Another setback in the GOP’s outreach efforts

Updated
 
Erika Harold, a likely Republican congressional candidate in Illinois
Erika Harold, a likely Republican congressional candidate in Illinois
Associated Press

There are a few odd political stories in the news today, but this one has to be one of the more offensive.

A county Republican Party chairman in central Illinois called a black female congressional candidate the “love child” of the Democratic party; a “street walker” whose “pimps” are party leaders; and suggested that after the election, she will be “working for some law firm that needs to meet their quota for minority hires.”

And it’s a Republican candidate he’s talking about.

Rep. Rodney Davis (R) already represents Illinois’ 13th congressional district, which is generally pretty friendly to Republicans. That said, Davis won the election by the skin of his teeth – he won by literally just 1,002 votes – and Democrats see this district as a key 2014 pick-up opportunity.

Enter Erika Harold, a former Miss America and Harvard Law grad, who hopes to challenge Davis for the Republican nod next year.

To be sure, these kinds of intra-party disputes often get contentious, but Montgomery County GOP Chairman Jim Allen has taken this to an unfortunate level. Consider exactly what he said in print about the likely candidate: “Rodney Davis will win and the love child of the D.N.C. will be back in S—cago [Expletive deleted] by May of 2014 working for some law firm that needs to meet their quota for minority hires…. Miss queen is being used like a street walker and her pimps are the DEMOCRAT PARTY and RINO REPUBLICANS.”

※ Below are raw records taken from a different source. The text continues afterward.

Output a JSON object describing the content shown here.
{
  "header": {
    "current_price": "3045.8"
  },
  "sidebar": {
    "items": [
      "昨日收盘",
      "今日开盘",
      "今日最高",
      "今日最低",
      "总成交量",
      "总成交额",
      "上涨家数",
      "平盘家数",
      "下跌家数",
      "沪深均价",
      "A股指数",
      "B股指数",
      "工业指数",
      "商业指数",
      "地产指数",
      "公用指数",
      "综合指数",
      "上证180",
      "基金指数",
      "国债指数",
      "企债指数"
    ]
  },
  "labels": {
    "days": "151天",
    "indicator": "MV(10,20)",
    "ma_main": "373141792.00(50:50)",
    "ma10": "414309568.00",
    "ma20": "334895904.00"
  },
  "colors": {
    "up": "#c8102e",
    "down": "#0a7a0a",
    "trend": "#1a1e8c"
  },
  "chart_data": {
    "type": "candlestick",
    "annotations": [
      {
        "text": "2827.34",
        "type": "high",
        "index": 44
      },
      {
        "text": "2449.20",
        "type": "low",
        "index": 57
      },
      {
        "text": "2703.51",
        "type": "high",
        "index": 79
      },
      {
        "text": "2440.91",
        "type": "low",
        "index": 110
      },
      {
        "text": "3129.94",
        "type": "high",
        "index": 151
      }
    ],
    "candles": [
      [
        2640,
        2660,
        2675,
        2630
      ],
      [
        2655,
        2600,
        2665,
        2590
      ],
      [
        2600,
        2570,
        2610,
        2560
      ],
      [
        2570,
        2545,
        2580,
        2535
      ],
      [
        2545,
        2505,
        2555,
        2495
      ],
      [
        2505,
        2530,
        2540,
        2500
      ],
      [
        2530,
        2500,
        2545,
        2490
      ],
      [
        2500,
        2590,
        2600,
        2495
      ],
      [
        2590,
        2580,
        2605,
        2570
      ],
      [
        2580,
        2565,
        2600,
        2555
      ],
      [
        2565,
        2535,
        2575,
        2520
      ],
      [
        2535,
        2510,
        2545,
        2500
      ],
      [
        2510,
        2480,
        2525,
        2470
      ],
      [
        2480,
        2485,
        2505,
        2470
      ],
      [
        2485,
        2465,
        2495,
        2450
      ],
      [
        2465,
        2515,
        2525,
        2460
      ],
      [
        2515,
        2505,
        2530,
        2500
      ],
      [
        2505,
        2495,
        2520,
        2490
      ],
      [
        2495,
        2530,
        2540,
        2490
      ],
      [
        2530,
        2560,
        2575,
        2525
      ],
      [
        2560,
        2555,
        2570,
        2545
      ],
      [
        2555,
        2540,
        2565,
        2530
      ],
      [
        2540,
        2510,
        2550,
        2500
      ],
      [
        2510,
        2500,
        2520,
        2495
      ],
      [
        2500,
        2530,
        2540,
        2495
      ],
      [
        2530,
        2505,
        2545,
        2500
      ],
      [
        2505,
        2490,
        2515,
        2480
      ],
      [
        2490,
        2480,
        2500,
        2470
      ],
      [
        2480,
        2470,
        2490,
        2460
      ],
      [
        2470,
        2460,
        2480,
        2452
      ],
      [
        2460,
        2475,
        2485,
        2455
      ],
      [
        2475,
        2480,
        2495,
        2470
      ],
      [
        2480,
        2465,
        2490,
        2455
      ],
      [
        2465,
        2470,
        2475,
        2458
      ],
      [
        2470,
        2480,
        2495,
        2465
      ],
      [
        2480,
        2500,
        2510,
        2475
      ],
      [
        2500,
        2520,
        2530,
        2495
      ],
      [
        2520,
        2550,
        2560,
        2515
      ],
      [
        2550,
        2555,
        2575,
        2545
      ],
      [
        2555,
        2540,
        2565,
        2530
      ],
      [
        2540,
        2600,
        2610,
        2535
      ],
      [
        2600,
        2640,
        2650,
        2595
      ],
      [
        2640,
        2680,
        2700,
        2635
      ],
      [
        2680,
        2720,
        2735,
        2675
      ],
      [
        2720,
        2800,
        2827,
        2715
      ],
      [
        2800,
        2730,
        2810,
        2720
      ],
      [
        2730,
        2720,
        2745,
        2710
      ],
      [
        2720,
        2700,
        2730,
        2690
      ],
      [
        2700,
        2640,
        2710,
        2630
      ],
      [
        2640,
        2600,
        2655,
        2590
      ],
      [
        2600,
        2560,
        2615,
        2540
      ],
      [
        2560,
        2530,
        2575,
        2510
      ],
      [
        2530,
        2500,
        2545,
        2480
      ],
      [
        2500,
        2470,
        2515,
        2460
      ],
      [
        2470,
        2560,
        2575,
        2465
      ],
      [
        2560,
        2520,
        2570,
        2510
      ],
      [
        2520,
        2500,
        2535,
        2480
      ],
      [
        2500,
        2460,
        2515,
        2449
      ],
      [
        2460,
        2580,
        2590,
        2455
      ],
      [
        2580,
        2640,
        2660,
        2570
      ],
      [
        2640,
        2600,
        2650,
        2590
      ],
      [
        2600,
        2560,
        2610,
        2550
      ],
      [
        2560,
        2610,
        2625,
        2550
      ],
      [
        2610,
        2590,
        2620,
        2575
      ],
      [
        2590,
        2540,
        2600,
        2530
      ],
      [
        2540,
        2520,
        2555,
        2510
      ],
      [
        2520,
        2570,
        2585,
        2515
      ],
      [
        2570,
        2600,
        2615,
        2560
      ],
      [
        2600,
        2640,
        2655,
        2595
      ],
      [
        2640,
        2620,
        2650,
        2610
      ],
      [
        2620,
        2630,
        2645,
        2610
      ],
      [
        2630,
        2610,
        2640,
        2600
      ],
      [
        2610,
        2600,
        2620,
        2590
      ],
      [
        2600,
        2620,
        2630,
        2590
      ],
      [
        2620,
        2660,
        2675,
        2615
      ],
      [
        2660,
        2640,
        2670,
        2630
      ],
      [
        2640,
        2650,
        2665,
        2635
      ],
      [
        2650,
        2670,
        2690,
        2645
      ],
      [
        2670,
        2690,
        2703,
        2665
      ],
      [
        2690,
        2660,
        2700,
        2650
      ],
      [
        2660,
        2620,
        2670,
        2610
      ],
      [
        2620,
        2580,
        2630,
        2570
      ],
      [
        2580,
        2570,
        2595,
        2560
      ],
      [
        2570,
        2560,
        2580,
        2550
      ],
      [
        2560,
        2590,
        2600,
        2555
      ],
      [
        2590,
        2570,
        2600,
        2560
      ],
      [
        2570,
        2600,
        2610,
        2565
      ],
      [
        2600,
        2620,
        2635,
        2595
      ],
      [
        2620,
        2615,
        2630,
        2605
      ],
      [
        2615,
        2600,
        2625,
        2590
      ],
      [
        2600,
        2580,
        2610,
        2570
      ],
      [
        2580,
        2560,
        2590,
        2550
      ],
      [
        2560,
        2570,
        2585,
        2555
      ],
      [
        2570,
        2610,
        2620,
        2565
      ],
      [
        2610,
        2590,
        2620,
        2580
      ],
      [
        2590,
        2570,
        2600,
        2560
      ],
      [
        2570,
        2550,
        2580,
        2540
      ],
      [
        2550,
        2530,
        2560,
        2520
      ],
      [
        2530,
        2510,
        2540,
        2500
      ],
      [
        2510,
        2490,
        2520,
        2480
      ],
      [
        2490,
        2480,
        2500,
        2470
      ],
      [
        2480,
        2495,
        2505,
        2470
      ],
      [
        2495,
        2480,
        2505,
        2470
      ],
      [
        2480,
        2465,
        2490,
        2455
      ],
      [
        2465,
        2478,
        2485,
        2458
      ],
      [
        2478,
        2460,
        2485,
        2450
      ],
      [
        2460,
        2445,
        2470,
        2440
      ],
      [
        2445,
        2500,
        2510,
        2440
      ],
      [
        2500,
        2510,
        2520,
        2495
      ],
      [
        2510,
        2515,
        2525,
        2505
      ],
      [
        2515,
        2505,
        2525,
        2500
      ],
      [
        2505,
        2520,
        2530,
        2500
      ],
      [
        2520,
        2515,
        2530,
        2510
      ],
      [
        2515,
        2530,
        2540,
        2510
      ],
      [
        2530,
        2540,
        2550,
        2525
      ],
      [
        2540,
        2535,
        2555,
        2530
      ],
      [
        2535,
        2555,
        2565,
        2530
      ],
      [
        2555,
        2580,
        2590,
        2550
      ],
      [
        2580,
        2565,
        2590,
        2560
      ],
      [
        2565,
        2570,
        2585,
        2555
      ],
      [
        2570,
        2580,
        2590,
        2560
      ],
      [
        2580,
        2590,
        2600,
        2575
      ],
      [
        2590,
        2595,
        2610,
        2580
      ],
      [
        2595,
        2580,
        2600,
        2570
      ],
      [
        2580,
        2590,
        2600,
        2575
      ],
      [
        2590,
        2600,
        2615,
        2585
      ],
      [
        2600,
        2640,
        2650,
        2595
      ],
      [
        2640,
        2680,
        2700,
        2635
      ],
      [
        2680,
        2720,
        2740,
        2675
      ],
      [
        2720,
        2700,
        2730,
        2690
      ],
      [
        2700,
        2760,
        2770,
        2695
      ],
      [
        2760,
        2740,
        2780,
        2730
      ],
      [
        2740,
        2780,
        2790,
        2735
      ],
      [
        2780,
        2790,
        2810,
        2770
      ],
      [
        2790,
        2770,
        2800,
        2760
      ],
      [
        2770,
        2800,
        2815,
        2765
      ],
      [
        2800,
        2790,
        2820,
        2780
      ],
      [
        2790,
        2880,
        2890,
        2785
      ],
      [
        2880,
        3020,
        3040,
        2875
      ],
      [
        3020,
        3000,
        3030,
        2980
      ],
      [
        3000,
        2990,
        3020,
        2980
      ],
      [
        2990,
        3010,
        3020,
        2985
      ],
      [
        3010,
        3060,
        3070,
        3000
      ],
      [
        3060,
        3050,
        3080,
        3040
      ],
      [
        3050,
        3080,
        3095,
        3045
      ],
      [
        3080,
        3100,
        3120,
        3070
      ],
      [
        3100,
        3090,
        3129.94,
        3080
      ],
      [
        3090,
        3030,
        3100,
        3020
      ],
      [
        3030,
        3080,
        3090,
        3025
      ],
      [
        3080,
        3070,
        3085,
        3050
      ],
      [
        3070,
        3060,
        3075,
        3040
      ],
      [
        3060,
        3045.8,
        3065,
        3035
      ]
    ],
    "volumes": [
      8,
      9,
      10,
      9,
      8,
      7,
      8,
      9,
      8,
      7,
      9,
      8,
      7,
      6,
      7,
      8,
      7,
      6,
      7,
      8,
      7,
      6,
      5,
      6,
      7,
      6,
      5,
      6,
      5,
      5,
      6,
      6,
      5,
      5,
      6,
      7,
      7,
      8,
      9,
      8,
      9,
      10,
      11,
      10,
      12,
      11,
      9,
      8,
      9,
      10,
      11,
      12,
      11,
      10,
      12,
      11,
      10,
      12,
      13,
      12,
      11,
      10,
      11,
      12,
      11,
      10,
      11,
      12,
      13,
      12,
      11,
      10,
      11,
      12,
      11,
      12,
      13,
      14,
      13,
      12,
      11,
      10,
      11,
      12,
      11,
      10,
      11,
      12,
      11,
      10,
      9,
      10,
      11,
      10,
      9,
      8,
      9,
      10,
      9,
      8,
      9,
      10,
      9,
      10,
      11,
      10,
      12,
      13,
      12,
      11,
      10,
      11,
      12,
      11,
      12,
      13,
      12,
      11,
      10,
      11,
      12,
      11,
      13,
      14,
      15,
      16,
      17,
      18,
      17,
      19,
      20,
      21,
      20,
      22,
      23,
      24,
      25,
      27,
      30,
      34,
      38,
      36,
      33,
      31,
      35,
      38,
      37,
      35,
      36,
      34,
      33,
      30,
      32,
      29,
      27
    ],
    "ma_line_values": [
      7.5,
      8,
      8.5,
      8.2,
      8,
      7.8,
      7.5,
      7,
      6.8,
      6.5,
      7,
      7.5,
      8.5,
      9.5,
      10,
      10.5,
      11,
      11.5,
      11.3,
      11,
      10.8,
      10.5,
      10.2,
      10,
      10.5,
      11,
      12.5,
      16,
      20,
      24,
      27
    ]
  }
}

I can appreciate why some ugly rant from an obscure country GOP official may seem forgettable, but there’s something about this tirade that summarizes a larger problem for some elements of the right. What Allen said is racist and misogynistic and deliberately alienating towards moderates, all at the same time.

A spokesperson for Rep. Davis distanced the congressman from Allen’s message, calling it “misguided.”

Good move.

Update: Republican National Committee Chairman Reince Priebus today described Allen’s comments as “astonishingly offensive,” and called for his resignation.

Second Update: By late this afternoon, Allen did in fact resign his post.